Ese incesto sacralizado entre Estado y Gobierno no es propio de los sistemas democráticos, en los que la mano del gobernante se concentra en activar el famoso poder moderador, que debería permitirle equilibrar las fuerzas levemente contrapuestas, pero necesariamente complementarias, de los poderes públicos. Lógicamente, la existencia de aquel poder moderador del Ejecutivo, hecho de liderazgo sereno y benefactor, halla su razón de ser en la entendible asunción de que el gobernante de turno será capaz de, primero, moderarse a sí mismo, y generosamente deponer sus apetencias de acumulación de poder, por la estabilidad del país. ¿Qué pasa cuando ese presupuesto no se cumple, pues a los redactores constitucionales se les pasó considerar que el presidente podía fallar?

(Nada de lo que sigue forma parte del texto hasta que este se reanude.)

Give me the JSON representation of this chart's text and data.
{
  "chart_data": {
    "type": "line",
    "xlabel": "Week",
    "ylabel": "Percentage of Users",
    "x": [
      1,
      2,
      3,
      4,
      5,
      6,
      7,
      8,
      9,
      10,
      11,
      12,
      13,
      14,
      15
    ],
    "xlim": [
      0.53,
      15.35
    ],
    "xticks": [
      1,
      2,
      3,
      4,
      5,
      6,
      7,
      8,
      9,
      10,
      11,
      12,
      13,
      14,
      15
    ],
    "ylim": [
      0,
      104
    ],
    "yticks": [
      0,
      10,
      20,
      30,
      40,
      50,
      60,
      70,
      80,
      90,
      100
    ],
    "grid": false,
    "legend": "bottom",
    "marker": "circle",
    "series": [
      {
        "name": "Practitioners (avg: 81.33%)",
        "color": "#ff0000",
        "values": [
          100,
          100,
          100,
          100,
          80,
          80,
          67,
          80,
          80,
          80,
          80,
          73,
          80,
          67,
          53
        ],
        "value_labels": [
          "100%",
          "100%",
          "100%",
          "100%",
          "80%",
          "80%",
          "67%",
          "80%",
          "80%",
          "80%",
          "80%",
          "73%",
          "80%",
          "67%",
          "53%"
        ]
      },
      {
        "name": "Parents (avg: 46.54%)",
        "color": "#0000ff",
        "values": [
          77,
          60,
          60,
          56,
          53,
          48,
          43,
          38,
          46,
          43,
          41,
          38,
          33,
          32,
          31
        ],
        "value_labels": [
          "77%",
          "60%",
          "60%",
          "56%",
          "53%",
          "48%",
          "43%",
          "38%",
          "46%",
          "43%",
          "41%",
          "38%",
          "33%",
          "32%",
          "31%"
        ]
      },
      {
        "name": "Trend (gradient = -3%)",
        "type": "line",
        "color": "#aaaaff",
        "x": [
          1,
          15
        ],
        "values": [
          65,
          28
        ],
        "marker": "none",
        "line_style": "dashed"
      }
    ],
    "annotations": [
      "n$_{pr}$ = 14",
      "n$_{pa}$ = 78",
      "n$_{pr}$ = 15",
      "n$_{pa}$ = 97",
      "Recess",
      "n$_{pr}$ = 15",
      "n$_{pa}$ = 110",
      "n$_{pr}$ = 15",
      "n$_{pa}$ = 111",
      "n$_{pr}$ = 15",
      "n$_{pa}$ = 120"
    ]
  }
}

Sumada tal omisión a los pocos controles efectivos que existen en nuestro ordenamiento jurídico sobre la figura del presidente de la República, es evidente que los colombianos padecen fundado temor de que la extralimitación presidencial permita la consolidación de escenarios de abuso de poder institucional, siempre con un blindaje de legalidad apenas aparente. La respuesta, aunque parezca poca cosa en estos casos, no deja de ser la ley. La función pública está meticulosamente dispuesta en la legislación y los reglamentos, de manera tal que, como en Francia hace un par de siglos se entendió, solo está permitido al funcionario aquello que expresamente esté consignado por escrito. A esa justa represión está sujeta la conciencia de las personas que llegan a la dirección de todos los entes o corporaciones públicas: no hay libertad para pagar favores ni promover ideologías.